New Author (Group Sex): Questions and Feedback Request

Boonter66

Virgin
Joined
Nov 24, 2007
Posts
8
Hi folks!

I'm 'Boonter66'. I am a tech geek with significant experience writing dry technical prose. Although I occasionally work with an editor, I am usually fulfilling the roles of both creator and editor. I also love telling stories, but until now they have all been verbal.

I am a long-time fan and reader of Literoticia. I recently joined and now have my first story submissions accepted. I'm pleased with the public feedback (comments and votes) but would like to have some feedback from fellow authors. I also have a couple of questions. My story is in two chapters posted in Group Sex:

Desert Debauchery Ch. 01: http://www.literotica.com/stories/showstory.php?id=339998
--and--
Desert Debauchery Ch. 02: http://www.literotica.com:81/stories/showstory.php?id=340050

First, I notice there are almost 9,000 hits on the first chapter, but over 16,000 hits on the second chapter. Since these chapters are 'scenes' of the same play, why would so many hit on only the second chapter? The 'middle' just seems like a poor starting place. What am I missing?

I am very pleased with the public comments on the first chapter, but there is no response to the second chapter. Can you folks help me understand the differences?

I would sincerely appreciated any comments about the story, plot and / or structure.

I do see and wish to fix the couple of typos that snuck through. How can I do that?

Many Thanks and Happy New Year to All,

Boonter66
 
Last edited:
First, to fix the typo, make the corrections and resubmit the story and add the word "EDIT" to the title. The story will appear in the corrected version in 7-10 days.

Secondly, I read Chapter 2. I found it interesting, but the writing was rather dry. You've written in first person POV which places you in the situation of "I", "me", "you", "her". That becomes quite tedious. Also "I" seems more like a robotic cock than anything else. "I" has not flesh or depth in this story.

I love you short paragraphs and wish more new writers would follow that example. It's so much easier on the eyes. However, you did tell the story. It would have been better if you had belayed the telling and let your characters speak through dialogue and tell their own story. That adds interest, depth to the characters and a kind of reality to the story you don't get by just telling.

Overall, not a bad story. Keep working at making you characters real and you will do well.
 
Hi folks!

I'm 'Boonter66'. I am a tech geek with significant experience writing dry technical prose. Although I occasionally work with an editor, I am usually fulfilling the roles of both creator and editor. I also love telling stories, but until now they have all been verbal.

I am a long-time fan and reader of Literoticia. I recently joined and now have my first story submissions accepted. I'm pleased with the public feedback (comments and votes) but would like to have some feedback from fellow authors. I also have a couple of questions. My story is in two chapters posted in Group Sex:

Desert Debauchery Ch. 01: http://www.literotica.com/stories/showstory.php?id=339998
--and--
Desert Debauchery Ch. 02: http://www.literotica.com:81/stories/showstory.php?id=340050

First, I notice there are almost 9,000 hits on the first chapter, but over 16,000 hits on the second chapter. Since these chapters are 'scenes' of the of the same play, why would so many hit on only the second chapter? The 'middle' just seems like a poor starting place. What am I missing?

I am very pleased with the public comments on the first chapter, but there is no response to the second chapter. Can you folks help me understand the differences?

I would sincerely appreciated any comments about the story, plot and / or structure.

I do see and wish to fix the couple of typos that snuck through. How can I do that?

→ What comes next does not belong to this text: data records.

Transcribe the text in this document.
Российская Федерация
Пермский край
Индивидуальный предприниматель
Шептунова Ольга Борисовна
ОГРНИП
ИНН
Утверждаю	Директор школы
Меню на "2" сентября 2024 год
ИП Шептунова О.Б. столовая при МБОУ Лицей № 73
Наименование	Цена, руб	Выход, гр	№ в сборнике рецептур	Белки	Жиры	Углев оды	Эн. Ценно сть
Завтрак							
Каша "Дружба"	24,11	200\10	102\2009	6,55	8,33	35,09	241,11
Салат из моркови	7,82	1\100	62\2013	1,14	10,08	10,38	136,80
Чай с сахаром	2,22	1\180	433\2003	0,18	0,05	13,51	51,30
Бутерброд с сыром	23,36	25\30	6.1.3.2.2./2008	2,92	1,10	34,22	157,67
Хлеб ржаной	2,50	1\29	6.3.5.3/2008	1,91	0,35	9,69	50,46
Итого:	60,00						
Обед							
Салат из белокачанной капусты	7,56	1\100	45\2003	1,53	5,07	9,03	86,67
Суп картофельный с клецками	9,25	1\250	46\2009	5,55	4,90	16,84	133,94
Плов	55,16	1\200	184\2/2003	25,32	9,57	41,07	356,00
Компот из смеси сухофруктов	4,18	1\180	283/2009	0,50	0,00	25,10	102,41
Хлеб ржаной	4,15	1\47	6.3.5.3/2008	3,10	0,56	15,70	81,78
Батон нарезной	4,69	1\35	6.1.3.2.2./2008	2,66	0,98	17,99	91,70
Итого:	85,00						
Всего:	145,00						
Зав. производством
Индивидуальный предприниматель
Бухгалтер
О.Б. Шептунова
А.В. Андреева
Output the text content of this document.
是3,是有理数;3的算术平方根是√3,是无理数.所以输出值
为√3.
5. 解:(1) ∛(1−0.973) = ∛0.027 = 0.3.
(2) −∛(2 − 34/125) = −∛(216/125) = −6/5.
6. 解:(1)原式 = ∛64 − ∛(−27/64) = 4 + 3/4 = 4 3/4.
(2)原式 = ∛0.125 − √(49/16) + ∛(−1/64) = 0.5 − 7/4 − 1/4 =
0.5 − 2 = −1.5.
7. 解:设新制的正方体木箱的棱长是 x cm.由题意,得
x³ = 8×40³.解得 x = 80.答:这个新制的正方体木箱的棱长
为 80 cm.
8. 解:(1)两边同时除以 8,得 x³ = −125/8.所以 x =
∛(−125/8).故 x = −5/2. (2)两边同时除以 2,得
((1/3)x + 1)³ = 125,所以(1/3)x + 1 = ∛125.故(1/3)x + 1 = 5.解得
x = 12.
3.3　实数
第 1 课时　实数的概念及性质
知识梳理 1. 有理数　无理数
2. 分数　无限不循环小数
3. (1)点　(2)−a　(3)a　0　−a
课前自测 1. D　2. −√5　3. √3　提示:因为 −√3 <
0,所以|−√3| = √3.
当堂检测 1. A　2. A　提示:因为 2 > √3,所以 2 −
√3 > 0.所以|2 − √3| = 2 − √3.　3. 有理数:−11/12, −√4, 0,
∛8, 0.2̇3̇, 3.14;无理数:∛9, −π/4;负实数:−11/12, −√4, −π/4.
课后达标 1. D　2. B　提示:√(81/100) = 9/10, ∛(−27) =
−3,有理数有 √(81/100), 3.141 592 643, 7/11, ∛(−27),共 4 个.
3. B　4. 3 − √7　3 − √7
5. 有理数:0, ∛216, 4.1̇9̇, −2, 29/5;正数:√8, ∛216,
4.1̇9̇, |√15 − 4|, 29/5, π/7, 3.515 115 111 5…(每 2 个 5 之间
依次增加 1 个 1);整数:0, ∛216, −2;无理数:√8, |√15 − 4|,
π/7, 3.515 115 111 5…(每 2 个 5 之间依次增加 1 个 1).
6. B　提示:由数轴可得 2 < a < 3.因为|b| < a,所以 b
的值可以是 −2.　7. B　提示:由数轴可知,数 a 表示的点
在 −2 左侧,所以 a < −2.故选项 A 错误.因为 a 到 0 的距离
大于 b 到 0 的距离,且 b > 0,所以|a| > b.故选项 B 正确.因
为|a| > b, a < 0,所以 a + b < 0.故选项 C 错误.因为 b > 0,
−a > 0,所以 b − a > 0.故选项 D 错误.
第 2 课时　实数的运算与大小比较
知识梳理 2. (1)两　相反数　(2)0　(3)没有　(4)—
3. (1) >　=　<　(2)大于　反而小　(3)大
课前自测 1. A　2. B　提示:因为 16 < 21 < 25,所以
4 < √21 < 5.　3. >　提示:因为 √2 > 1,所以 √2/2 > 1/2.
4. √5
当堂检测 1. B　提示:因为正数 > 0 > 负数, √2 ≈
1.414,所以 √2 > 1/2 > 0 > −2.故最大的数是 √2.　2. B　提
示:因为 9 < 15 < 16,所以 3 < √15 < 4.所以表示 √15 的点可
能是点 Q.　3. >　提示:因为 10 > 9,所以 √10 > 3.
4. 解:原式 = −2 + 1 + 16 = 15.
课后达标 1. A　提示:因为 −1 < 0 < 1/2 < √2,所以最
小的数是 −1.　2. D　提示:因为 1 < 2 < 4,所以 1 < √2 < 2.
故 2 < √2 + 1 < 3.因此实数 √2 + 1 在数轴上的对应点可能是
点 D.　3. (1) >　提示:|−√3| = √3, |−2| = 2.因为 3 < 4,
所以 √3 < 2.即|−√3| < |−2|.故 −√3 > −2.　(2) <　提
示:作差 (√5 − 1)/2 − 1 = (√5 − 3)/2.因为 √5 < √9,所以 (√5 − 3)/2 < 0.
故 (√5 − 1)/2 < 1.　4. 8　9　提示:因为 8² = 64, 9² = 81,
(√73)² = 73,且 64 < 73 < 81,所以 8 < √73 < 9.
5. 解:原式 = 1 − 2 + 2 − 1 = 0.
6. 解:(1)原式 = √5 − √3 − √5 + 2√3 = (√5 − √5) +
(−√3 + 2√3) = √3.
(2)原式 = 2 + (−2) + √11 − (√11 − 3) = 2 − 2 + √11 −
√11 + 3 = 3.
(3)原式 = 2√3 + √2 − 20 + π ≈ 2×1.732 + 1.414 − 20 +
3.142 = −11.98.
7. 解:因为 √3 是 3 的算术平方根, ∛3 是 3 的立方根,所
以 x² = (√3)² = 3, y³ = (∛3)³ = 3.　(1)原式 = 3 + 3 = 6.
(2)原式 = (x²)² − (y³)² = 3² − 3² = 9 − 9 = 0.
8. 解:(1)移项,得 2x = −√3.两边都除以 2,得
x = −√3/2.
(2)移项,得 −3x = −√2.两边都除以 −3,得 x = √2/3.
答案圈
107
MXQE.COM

Many Thanks and Happy New Year to All,

Boonter66

Reads fine to me. First person is just fine and you remain consistent with that. Reads a little breezy to me (probably the same as Jenny's "dry"), but some people like that style a lot, and I have moods where I write a story in that sort of throwaway, who cares style too. Sort of long on the clinical description and short on the underlying emotions.

Part of the breeziness is that I don't discern much of a story here (I just scanned, though; there might be something significant in the story way hiding in there somewhere)--sort of a California just floaten' along, smokin' pot and fuckin' who and where comes along. That's probably the answer to why chapter 2 has nearly twice the hits that chapter 1 has. Most readers on Lit., seem to drop in for a one-time arousal hit; only a hard core of story readers seem to be following the progression of serials here. Probably just a function of more dropping into Lit. and being enticed by your story the day chapter 2 hit than the day chapter 1 hit. Sometimes the titles surrounding yours on a list also attract or detract to the area of your posting. This phenomenum seems to be in the "shit happens" category.